Ma se questi indizi caratteristici non si presentano e le zone interessate della figura appaiono invece lavorate di prima mano, in perfetta continuità con le adiacenze, non si può fare a meno di chiedersi se e perché quella statua di Angelo sia davvero nata senza le ali, prevedibilmente convinti che l’eventuale anomalia non si possa spiegare se non con ragioni di natura iconologica, in una licenza dell’artista piuttosto che in una precisa richiesta del committente.
Gli approfondimenti seguiti all’approccio con alcune statue erratiche lombarde di tardo Quattrocento contrassegnate da simili caratteristiche (quelle del Maestro del San Paolo Eremita e di Giovanni Antonio Amadeo qui illustrate nell’ultima parte testo) hanno portato a un’ipotesi esplicativa affatto diversa, che interpreta in certi casi l’assenza delle ali come del tutto estranea ad istanze semantiche, giustificata soltanto da scelte di mero ordine funzionale o economico.
L’ipotesi si evince da qualche esempio di Angelo alato giunto fino a noi in un’antica collocazione, che, sebbene non originaria o di non comprovabile originarietà, storicizza in tempi remoti la singolare soluzione tecnica delle ali distaccate dalla figura e fissate alle retrostanti superfici di uno sfondo particolarmente ravvicinato o addossato.

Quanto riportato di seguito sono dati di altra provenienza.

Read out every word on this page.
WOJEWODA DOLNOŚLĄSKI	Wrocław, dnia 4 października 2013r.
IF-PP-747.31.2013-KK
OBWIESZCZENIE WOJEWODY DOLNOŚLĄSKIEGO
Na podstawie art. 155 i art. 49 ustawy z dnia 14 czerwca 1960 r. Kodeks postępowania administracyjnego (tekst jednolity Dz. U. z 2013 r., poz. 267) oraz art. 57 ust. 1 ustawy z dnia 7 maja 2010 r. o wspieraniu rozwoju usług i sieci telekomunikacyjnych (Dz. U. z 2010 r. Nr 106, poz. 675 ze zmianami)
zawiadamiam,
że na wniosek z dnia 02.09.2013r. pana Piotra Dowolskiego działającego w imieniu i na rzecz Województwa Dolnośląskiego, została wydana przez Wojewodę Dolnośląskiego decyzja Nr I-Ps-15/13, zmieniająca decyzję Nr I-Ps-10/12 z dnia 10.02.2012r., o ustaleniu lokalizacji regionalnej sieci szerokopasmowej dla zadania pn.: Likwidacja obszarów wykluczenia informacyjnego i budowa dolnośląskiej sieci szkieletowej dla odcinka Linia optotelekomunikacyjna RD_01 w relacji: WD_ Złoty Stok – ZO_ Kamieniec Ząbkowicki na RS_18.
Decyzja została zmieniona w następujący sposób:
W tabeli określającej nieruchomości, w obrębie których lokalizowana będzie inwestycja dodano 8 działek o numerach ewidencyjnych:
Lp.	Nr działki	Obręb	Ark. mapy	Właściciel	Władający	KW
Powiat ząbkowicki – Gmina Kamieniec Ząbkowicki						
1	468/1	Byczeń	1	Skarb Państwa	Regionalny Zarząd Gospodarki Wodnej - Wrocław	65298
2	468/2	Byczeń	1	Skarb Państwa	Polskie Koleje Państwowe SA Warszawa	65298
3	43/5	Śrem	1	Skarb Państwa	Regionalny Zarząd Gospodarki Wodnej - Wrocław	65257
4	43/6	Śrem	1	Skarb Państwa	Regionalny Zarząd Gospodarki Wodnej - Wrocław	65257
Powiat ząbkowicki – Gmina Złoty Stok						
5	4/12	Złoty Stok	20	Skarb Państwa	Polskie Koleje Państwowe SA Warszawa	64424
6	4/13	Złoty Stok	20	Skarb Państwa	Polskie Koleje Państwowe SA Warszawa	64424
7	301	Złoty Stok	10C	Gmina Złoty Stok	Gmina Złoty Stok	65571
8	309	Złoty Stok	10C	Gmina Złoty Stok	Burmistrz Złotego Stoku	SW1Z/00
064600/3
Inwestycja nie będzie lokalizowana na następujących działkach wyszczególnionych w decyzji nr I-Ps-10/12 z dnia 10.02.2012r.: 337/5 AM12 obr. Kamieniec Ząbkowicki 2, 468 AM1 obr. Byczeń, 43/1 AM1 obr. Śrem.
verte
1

Senza avere elaborato un repertorio di casi lombardi in cui tale soluzione è adottata – e ignorando se qualche studio abbia mai affrontato l’argomento su altri contesti -, risultano abbastanza eloquenti in proposito i soli esempi delle due coppie di Angeli che ora verranno esaminate.
La prima, databile alla metà del Quattrocento o poco oltre, cinge coreograficamente i fianchi di un grande stemma sforzesco sopra un monumentale portale seicentesco, ora tamponato, murato su una parete della Corte ducale nel Castello Sforzesco di Milano [Figura 1, nota 1].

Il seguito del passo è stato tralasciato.